Tea also contains other antioxidants, though in these cases the processing of the tea does have an effect on the levels of these antioxidants. Oxidation causes small antioxidant chains to link together and form larger antioxidants. Most of the antioxidants found in black teas are Theaflavins and Thearubigins (which are larger), while Green and White teas primarily contain the smaller Catechins.
L-theanine is an amino acid that occurs naturally in the Camellia Sinensis plant. In fact, unless you take an artificially manufactured dietary supplement, tea is the ONLY way to get L-theanine in your diet. This powerful amino acid boosts alpha wave activity in our brains, which promotes a state of relaxed concentration. Think "quiet alertness". The calming effects of L-theanine actually counteract the extreme highs and jitteriness that can result from excessive caffeine intake.
As with almost all other essential elements in the leaf, L-theanine is the most highly concentrated in the newest growth. A high quality loose leaf tea will contain the most L-theanine, and the very highest levels are usually found in green and white teas.
Will drinking tea cause me to lose weight?

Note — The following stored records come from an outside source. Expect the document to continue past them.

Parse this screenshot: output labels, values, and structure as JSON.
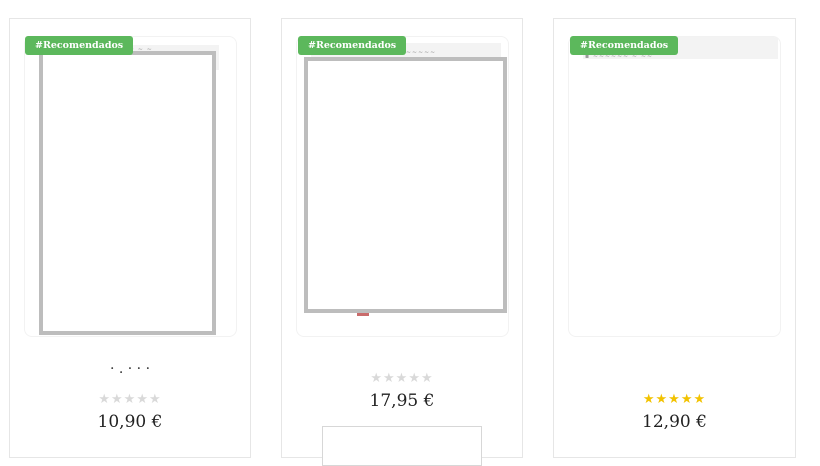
{
  "products": [
    {
      "badge": "#Recomendados",
      "title_fragment": "· . · · ·",
      "rating": 0,
      "rating_max": 5,
      "price": "10,90 €"
    },
    {
      "badge": "#Recomendados",
      "rating": 0,
      "rating_max": 5,
      "price": "17,95 €"
    },
    {
      "badge": "#Recomendados",
      "rating": 5,
      "rating_max": 5,
      "price": "12,90 €"
    }
  ],
  "colors": {
    "badge_bg": "#5cb85c",
    "star_full": "#f2c200",
    "star_empty": "#d9d9d9",
    "book_border": "#bdbdbd"
  }
}
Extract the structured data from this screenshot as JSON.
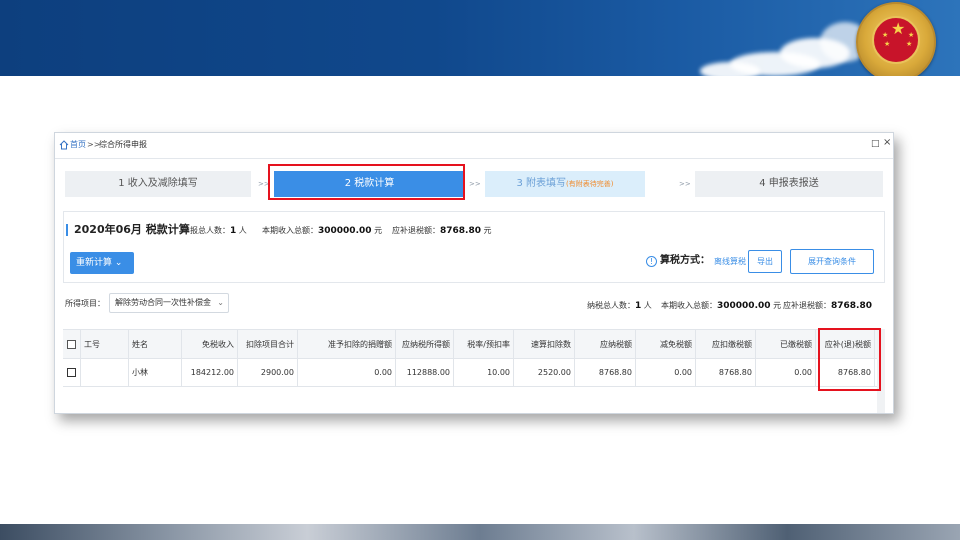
{
  "window": {
    "breadcrumb": {
      "home": "首页",
      "separator": ">>",
      "current": "综合所得申报"
    },
    "restore_glyph": "□",
    "close_glyph": "×"
  },
  "steps": [
    {
      "label": "1 收入及减除填写"
    },
    {
      "label": "2 税款计算"
    },
    {
      "label": "3 附表填写",
      "sub": "(有附表待完善)"
    },
    {
      "label": "4 申报表报送"
    }
  ],
  "step_arrow": ">>",
  "summary": {
    "title": "2020年06月 税款计算",
    "declarants_label": "申报总人数：",
    "declarants_value": "1",
    "declarants_unit": " 人",
    "income_label": "本期收入总额：",
    "income_value": "300000.00",
    "income_unit": " 元",
    "refund_label": "应补退税额：",
    "refund_value": "8768.80",
    "refund_unit": " 元",
    "recalc_button": "重新计算",
    "recalc_chevron": "⌄",
    "method_icon": "!",
    "method_label": "算税方式：",
    "method_value": "离线算税",
    "export_button": "导出",
    "expand_button": "展开查询条件"
  },
  "filter": {
    "income_item_label": "所得项目：",
    "income_item_value": "解除劳动合同一次性补偿金",
    "chevron": "⌄",
    "taxpayers_label": "纳税总人数：",
    "taxpayers_value": "1",
    "taxpayers_unit": " 人",
    "income_total_label": "本期收入总额：",
    "income_total_value": "300000.00",
    "income_total_unit": " 元",
    "refund_label": "应补退税额：",
    "refund_value": "8768.80",
    "refund_unit": " 元"
  },
  "table": {
    "headers": [
      "工号",
      "姓名",
      "免税收入",
      "扣除项目合计",
      "准予扣除的捐赠额",
      "应纳税所得额",
      "税率/预扣率",
      "速算扣除数",
      "应纳税额",
      "减免税额",
      "应扣缴税额",
      "已缴税额",
      "应补(退)税额"
    ],
    "rows": [
      [
        "",
        "小林",
        "184212.00",
        "2900.00",
        "0.00",
        "112888.00",
        "10.00",
        "2520.00",
        "8768.80",
        "0.00",
        "8768.80",
        "0.00",
        "8768.80"
      ]
    ]
  },
  "colors": {
    "accent": "#3a8ee6",
    "highlight_box": "#e5121e",
    "banner": "#10488c"
  },
  "icons": [
    "home-icon",
    "national-emblem-icon",
    "info-icon",
    "chevron-down-icon",
    "checkbox-icon"
  ]
}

Possibly; tea causes a slight increase in metabolic rates and encourages the body to burn lipids (fats). Tea increases insulin activity thereby moderating blood sugar levels. Most importantly, tea replaces other calorie rich drinks or foods in our diets. The truth is that all of these factors are minor, but combined certainly suggest that tea is PART of a healthy diet.
The USDA said it this way: "...until we do a really comprehensive study in which we have humans drink tea and see whether they lose weight, we can't actually say that green tea makes people lose weight. What we can say is that it raises metabolic rates and increases fat oxidation rates. Those are two things that are predictive of weight loss."
So the question is: what can we state definitively? Tea is nearly calorie-free and rich in antioxidants. Tea is an important part of a healthy diet and lifestyle. While there is not yet enough evidence to make conclusive statements about specific benefits, there are new research reports each week uncovering new potential links between tea consumption and the improvement in, or prevention of, most medical ailments. In a later lesson we'll answer some of the other common questions surrounding the health benefits of tea.